Monsieur le Président du Conseil National de l’Enseignement Supérieur et de la Recherche statuant en matière disciplinaire
1 rue Descartes
75231 PARIS CEDEX 05


Paris, le 11 juillet 2012


Monsieur le président,

Les conditions dans lesquelles vous avez unilatéralement, sans même devoir consulter les membres de votre Conseil, rejeté la demande de renvoi que j’ai formée en plein accord avec mes confrères Lionel MORONI et Arnaud LUCIEN, illustre malheureusement le mépris dans lequel sont tenus les droits de la défense et les auxiliaires de justice que nous sommes, et ce depuis le début de cette affaire.



Dès que nous avons été constitués, mes confrères Lionel MORONI, Arnaud LUCIEN et moi-même avons sollicité la copie du volumineux dossier – pas moins de 7 tomes - de notre client.

Pour des motifs qui nous paraissent juridiquement infondés et humainement inacceptables, vous avez refusé de faire droit à cette légitime demande.

Nous pensons que dans un Etat de droit et une société démocratique, un homme révoqué à vie de la profession d’enseignant qu’il a chérie et à laquelle il a consacré 25 ans de sa vie, et qui de surcroît a été définitivement interdit de toute fonction dans un établissement public ou privé, doit pouvoir être en possession de l’intégralité du dossier sur la base duquel il a été condamné, afin de pouvoir organiser normalement sa défense à l’égard des très graves accusations portées à son encontre.

Cette évidence n’a pourtant pas été la vôtre et nous ne pouvons que profondément le regretter.

Mais la violation des droits de la défense s’est encore aggravée ce jour, si cela était possible.

En effet, d’une part, les avocats de la défense n’ont pas été convoqués aux audiences des 11 et 12 juillet, alors qu’ils l’avaient été à vos précédentes audiences.

D’autre part, les avocats de la défense, avertis tardivement de votre audience, ont demandé la citation de 16 témoins. Mais vous avez décidé – unilatéralement et discrétionnairement - de n’en citer que 3, sans que l’on sache au demeurant lesquels.
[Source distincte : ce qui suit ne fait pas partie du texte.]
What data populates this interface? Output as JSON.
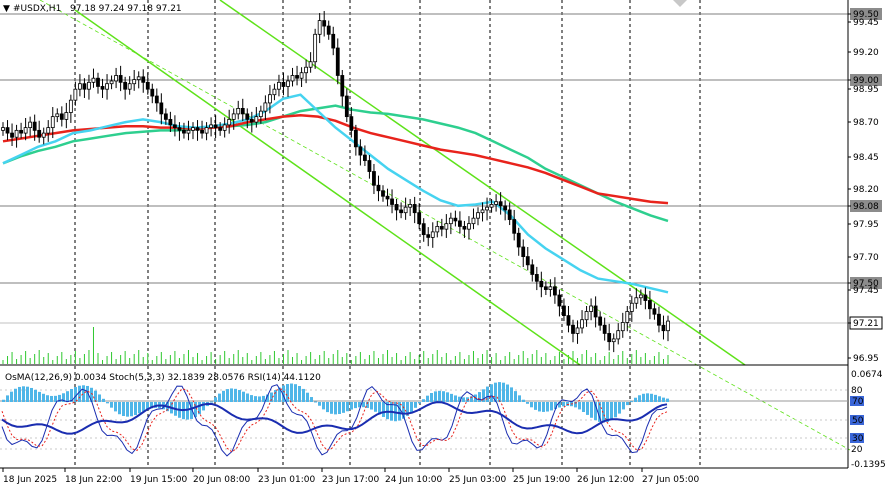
{
  "chart_data": {
    "type": "candlestick",
    "symbol_header": "#USDX,H1",
    "ohlc_text": "97.18 97.24 97.18 97.21",
    "price_ticks": [
      "99.50",
      "99.45",
      "99.20",
      "99.00",
      "98.95",
      "98.70",
      "98.45",
      "98.20",
      "98.08",
      "97.95",
      "97.70",
      "97.50",
      "97.45",
      "97.21",
      "96.95"
    ],
    "highlighted_prices": [
      "99.50",
      "99.00",
      "98.08",
      "97.50"
    ],
    "current_price": "97.21",
    "time_labels": [
      "18 Jun 2025",
      "18 Jun 22:00",
      "19 Jun 15:00",
      "20 Jun 08:00",
      "23 Jun 01:00",
      "23 Jun 17:00",
      "24 Jun 10:00",
      "25 Jun 03:00",
      "25 Jun 19:00",
      "26 Jun 12:00",
      "27 Jun 05:00"
    ],
    "price_range": [
      96.89,
      99.55
    ],
    "closes": [
      98.62,
      98.58,
      98.55,
      98.6,
      98.58,
      98.62,
      98.66,
      98.6,
      98.55,
      98.58,
      98.62,
      98.7,
      98.72,
      98.68,
      98.73,
      98.82,
      98.9,
      98.94,
      98.9,
      98.95,
      98.98,
      98.92,
      98.9,
      98.94,
      98.96,
      99.0,
      98.95,
      98.9,
      98.94,
      98.97,
      98.99,
      98.95,
      98.9,
      98.85,
      98.8,
      98.72,
      98.68,
      98.64,
      98.62,
      98.6,
      98.58,
      98.6,
      98.62,
      98.6,
      98.58,
      98.62,
      98.64,
      98.62,
      98.6,
      98.64,
      98.68,
      98.72,
      98.76,
      98.72,
      98.68,
      98.66,
      98.7,
      98.74,
      98.8,
      98.86,
      98.9,
      98.95,
      98.92,
      98.96,
      99.0,
      98.98,
      99.02,
      99.06,
      99.1,
      99.3,
      99.4,
      99.36,
      99.3,
      99.2,
      99.0,
      98.85,
      98.7,
      98.6,
      98.48,
      98.42,
      98.38,
      98.3,
      98.2,
      98.16,
      98.12,
      98.1,
      98.06,
      98.02,
      98.0,
      98.04,
      98.06,
      98.0,
      97.92,
      97.84,
      97.82,
      97.86,
      97.9,
      97.88,
      97.92,
      97.96,
      97.94,
      97.9,
      97.88,
      97.92,
      97.96,
      98.0,
      98.02,
      98.04,
      98.06,
      98.08,
      98.05,
      98.02,
      97.95,
      97.85,
      97.75,
      97.68,
      97.62,
      97.55,
      97.5,
      97.46,
      97.44,
      97.46,
      97.4,
      97.32,
      97.25,
      97.18,
      97.12,
      97.16,
      97.22,
      97.28,
      97.32,
      97.24,
      97.18,
      97.12,
      97.06,
      97.08,
      97.14,
      97.2,
      97.28,
      97.34,
      97.38,
      97.4,
      97.36,
      97.3,
      97.26,
      97.18,
      97.14,
      97.21
    ],
    "moving_averages": [
      {
        "color": "#2ecf8f",
        "values": [
          98.36,
          98.41,
          98.45,
          98.48,
          98.52,
          98.54,
          98.56,
          98.58,
          98.59,
          98.6,
          98.6,
          98.61,
          98.62,
          98.63,
          98.64,
          98.66,
          98.7,
          98.74,
          98.76,
          98.78,
          98.75,
          98.73,
          98.72,
          98.7,
          98.68,
          98.65,
          98.62,
          98.58,
          98.52,
          98.46,
          98.4,
          98.32,
          98.26,
          98.2,
          98.14,
          98.08,
          98.03,
          97.98,
          97.94
        ]
      },
      {
        "color": "#e8231c",
        "values": [
          98.52,
          98.54,
          98.56,
          98.58,
          98.6,
          98.61,
          98.62,
          98.63,
          98.63,
          98.62,
          98.62,
          98.61,
          98.62,
          98.63,
          98.66,
          98.68,
          98.7,
          98.71,
          98.7,
          98.67,
          98.62,
          98.58,
          98.55,
          98.52,
          98.49,
          98.46,
          98.44,
          98.42,
          98.39,
          98.36,
          98.33,
          98.29,
          98.24,
          98.19,
          98.14,
          98.12,
          98.1,
          98.08,
          98.07
        ]
      },
      {
        "color": "#46d3f0",
        "values": [
          98.36,
          98.42,
          98.48,
          98.52,
          98.58,
          98.6,
          98.63,
          98.66,
          98.68,
          98.66,
          98.63,
          98.62,
          98.63,
          98.65,
          98.68,
          98.74,
          98.83,
          98.86,
          98.74,
          98.62,
          98.52,
          98.42,
          98.32,
          98.24,
          98.16,
          98.09,
          98.05,
          98.06,
          98.08,
          97.98,
          97.84,
          97.74,
          97.66,
          97.58,
          97.52,
          97.5,
          97.48,
          97.45,
          97.42
        ]
      }
    ],
    "channel_lines": [
      "#5ee21a",
      "#5ee21a",
      "#5ee21a"
    ],
    "indicator_text": "OsMA(12,26,9) 0.0034  Stoch(5,3,3) 32.1839 28.0576  RSI(14) 44.1120",
    "indicator_ticks": [
      "0.0674",
      "80",
      "70",
      "50",
      "30",
      "20",
      "-0.1395"
    ],
    "indicator_badges": [
      {
        "text": "70",
        "color": "#3a66d8"
      },
      {
        "text": "50",
        "color": "#3a66d8"
      },
      {
        "text": "30",
        "color": "#3a66d8"
      }
    ]
  }
}
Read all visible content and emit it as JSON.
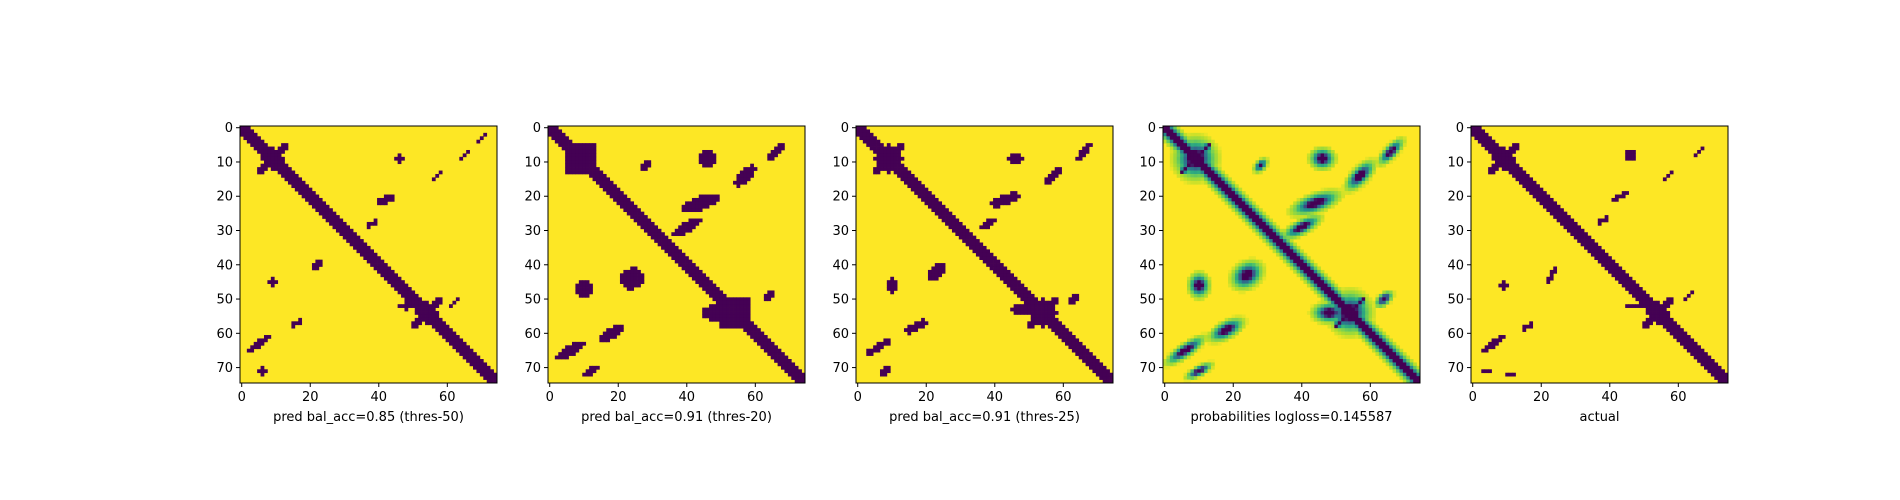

Enfin, et plus grave encore, nous avons reçu la vielle de votre audience du Conseil de la rectrice de l’académie de Nice un mémoire de 58 pages : cet envoi plus que tardif ne permettait évidemment pas de prendre une connaissance sérieuse de ce document, d’en conférer utilement avec notre client et de préparer une réponse argumentée.

Le volume de ce document et son envoi manifestement tardif justifiaient pleinement notre demande de renvoi de l’audience : néanmoins, vous avez cru pouvoir considérer, là encore unilatéralement, sans devoir consulter les membres de votre Conseil, que ce mémoire n’apportait aucun élément nouveau au dossier - dont précisément vous n’aviez pas cru devoir nous transmettre une copie. L’opinion de la défense pouvait être toute autre, et c’est la raison pour laquelle nous avons demandé que le mémoire soit écarté des débats ; là encore, vous avez unilatéralement rejeté cette demande légitime, ce qui pouvait laisser supposer que la décision à venir pouvait reposer, ne serait-ce qu’en partie, sur des éléments contenus dans ce mémoire que la défense n’avait pas la possibilité matérielle de discuter ; les droits de la défense se sont à nouveau trouvés purement et simplement bafoués, ce qui est inadmissible au regard de l’enjeu de l’affaire pour notre client.

Dans ses conclusions prononcées sur l’arrêt du Conseil d’Etat du 16 mai 2012, le rapporteur public, monsieur Rémy KELLER, a fait part à la haute juridiction « qu'à titre personnel nous ne verrions que des avantages à ce qu'un magistrat professionnel siège dans la juridiction disciplinaire des enseignants-chercheurs, ne serait-ce qu'en appel ».

Mes confrères Lionel MORONI et Arnaud LUCIEN et moi-même ne pouvons que partager ce point de vue.

Nous demandions simplement à pouvoir exercer notre mission de défenseurs. Monsieur OUESLATI a constaté que tel ne pouvait pas être le cas. Il sera jugé hors de sa présence. Quel échec pour votre juridiction.

Je vous prie de croire, monsieur le président, à l’assurance de mes sentiments les meilleurs.